Artificial intelligence and machine learning. Investigates statistical learning, A.I. systems, machine learning models, and financial analytics applications.
Modeling with mathematics and statistics. Addresses multivariate analysis, financial time series forecasting, and dynamic programming methods.
Computational infrastructure. Examines sophisticated algorithm development, distributed computing architectures, and cloud-based solutions.
Large-scale data handling. Provides comprehensive study of data processing technologies, mobile platforms, and information management systems.
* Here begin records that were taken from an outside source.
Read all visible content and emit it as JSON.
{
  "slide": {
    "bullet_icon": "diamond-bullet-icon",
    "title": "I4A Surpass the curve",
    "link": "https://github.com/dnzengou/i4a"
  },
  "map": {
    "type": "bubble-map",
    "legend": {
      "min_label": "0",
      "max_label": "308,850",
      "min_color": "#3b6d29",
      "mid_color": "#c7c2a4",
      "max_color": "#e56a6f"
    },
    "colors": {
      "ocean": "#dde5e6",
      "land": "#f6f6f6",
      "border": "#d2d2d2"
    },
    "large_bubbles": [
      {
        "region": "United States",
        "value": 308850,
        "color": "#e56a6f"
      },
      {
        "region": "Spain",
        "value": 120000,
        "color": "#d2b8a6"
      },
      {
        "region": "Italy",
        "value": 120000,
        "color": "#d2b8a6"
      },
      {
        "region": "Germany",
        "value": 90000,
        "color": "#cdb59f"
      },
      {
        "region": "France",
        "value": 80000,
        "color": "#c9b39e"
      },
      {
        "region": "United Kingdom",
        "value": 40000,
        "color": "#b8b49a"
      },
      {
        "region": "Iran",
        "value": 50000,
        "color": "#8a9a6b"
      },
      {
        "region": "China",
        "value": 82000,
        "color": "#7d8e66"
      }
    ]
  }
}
Stevens' interdisciplinary Data Science Ph.D. program equips curious scholars to emerge as innovators in this domain through an intensive course of study focused on mathematical modeling, statistical analysis, machine learning, computational frameworks, and data governance. Jointly overseen by the Schaefer School of Engineering and Science and the School of Business, the program delivers a multifaceted education that meets the growing need for data scientists proficient in both theoretical foundations and practical implementations of data and A.I. technologies. Alumni emerge as research pioneers in academic or corporate settings, guiding organizations through the data transformation era into the new frontier of artificial intelligence and automated learning systems. This full-time doctoral program is conducted at Stevens' Hoboken, NJ campus and requires applicants to possess technical qualifications—either a graduate degree in computer science, business analytics, or equivalent professional experience. With its emphasis on hands-on research, the program seeks intellectually driven candidates eager to collaborate with Stevens faculty who are pioneering breakthroughs in data science theory and real-world applications.
Applicants must have technical backgrounds — either a master’s degree in a field like computer science or business analytics, or relevant work experience.
International students for whom English is a second language must demonstrate English language proficiency by submitting the results of a TOEFL or an IELTS
English language proficiency students must score at least 74 on TOEFL iBT, 550 on TOEFL PBT, 6 on IELTS.
Applications must be submitted by February 1 for the falling fall. Applicants will be notified about the Admission Committee’s admission decision on or about February 15.